Publishers and agents have reported a recent sharp spike in activity, with insiders saying that confidence is running high due to the success of digital books and, to a lesser extent, hardback titles over the last year.
Curtis Brown deputy c.e.o. and books m.d. Jonny Geller said: “There have been more books offered this year than anything in the past five years. It might be that publishers are now opening their doors again. It feels like with sales of e-books and hardbacks working, it is having an effect in publishers’ forward planning.”
Kate Elton, publisher at HarperFiction, said September had been particularly busy with submissions. “There are books from across the spectrum as well—whereas the London Book Fair felt quite literary. We’re seeing lots of crime, thrillers and women’s fiction. There is definitely money around.”
Russ Grandinetti, vice-president for Kindle Content at Amazon, told delegates at Publishers Launch, held on the eve of the Frankfurt Book Fair, that digital adoption was improving publishers’ profitability, highlighting the published results of quoted publishers such as Simon & Schuster. “They may not like to say it, but what we are seeing for publishers is a much more profitable environment because of digital.”

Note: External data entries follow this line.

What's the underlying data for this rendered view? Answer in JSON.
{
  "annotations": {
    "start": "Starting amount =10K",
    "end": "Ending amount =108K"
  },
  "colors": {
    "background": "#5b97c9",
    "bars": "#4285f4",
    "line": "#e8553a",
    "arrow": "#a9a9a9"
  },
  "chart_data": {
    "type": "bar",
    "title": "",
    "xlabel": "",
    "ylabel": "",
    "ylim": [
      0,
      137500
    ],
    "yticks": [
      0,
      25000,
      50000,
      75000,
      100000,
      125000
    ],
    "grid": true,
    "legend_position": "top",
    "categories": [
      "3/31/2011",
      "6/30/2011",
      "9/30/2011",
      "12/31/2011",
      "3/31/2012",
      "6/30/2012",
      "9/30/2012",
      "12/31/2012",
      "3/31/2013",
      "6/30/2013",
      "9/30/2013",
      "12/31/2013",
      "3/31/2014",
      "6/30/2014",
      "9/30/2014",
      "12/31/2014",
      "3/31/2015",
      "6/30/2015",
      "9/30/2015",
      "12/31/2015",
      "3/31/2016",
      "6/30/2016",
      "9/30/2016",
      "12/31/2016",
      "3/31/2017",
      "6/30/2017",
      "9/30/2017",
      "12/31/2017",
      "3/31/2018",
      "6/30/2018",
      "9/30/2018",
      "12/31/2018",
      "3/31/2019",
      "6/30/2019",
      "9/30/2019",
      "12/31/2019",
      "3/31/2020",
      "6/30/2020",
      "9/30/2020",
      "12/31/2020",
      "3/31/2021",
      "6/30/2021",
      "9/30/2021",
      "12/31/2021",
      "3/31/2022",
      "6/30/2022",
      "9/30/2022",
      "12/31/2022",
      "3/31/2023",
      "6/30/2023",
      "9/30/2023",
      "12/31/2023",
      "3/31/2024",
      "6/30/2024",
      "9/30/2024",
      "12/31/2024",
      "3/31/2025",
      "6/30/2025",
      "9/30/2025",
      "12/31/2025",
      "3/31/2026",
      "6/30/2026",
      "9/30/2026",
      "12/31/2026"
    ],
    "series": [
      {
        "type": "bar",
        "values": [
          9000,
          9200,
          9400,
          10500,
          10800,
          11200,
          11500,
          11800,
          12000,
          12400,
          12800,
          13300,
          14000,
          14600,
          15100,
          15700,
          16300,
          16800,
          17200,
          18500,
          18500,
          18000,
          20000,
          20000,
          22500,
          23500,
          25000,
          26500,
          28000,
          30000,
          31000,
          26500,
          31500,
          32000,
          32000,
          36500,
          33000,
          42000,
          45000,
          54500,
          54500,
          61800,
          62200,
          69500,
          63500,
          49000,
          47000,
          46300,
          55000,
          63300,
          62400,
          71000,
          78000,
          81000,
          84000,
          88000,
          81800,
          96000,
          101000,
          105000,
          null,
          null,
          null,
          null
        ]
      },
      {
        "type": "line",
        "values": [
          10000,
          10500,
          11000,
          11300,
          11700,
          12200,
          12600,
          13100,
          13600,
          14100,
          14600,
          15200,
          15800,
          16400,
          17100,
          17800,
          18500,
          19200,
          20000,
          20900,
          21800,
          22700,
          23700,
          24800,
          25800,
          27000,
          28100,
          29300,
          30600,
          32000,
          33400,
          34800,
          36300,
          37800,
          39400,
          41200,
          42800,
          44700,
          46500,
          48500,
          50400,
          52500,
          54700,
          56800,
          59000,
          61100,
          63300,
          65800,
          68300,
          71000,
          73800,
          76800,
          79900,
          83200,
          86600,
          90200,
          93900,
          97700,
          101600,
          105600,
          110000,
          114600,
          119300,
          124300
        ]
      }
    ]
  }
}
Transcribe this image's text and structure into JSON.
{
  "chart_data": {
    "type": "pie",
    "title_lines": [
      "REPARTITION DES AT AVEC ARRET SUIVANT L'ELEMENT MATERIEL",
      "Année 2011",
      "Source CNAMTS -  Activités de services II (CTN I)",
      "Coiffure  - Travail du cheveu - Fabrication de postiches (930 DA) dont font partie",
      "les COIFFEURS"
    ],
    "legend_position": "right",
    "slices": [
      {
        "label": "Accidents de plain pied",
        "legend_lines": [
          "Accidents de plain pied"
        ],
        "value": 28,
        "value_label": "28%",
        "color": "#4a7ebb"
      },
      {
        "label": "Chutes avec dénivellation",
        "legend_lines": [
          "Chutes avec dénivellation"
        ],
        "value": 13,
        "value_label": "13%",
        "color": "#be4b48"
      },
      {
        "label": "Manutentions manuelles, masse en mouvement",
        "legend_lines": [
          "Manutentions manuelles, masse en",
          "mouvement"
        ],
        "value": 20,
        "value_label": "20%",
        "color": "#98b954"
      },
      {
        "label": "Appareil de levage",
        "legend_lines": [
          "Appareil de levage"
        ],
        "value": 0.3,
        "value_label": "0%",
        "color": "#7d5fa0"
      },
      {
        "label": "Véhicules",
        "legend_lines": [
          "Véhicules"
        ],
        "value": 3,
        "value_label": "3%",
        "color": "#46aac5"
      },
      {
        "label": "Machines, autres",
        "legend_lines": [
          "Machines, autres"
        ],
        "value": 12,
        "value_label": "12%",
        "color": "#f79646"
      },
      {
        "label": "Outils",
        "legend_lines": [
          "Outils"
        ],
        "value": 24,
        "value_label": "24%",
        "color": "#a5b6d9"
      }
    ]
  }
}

Brian Murray, chief executive of HarperCollins Worldwide, said because of the shift to digital the company’s working capital commitments had been reduced. “The money is no longer going into inventory; it is going into author advances and marketing.”
Canongate publisher and m.d. Jamie Byng agreed a boom in digital sales over the past year had sparked a trade-wide pre-fair fillip. He said: “We have to continue to be cautious about the market and the difficulties that are out there, but there’s a feeling of optimism that is being shared around the industry. Some of it is down to the e-book market, and there is a better understanding of it [from publishers] now.”
PFD c.e.o. Caroline Michel suggested a better understanding of how to grow a title across multiple platforms was helping to fuel optimism. She said: “We have some great books and there is much more confidence about how to build them because there are many new avenues. We have had nearly £1m worth of deals done before the fair; it’s incredibly bullish out there.”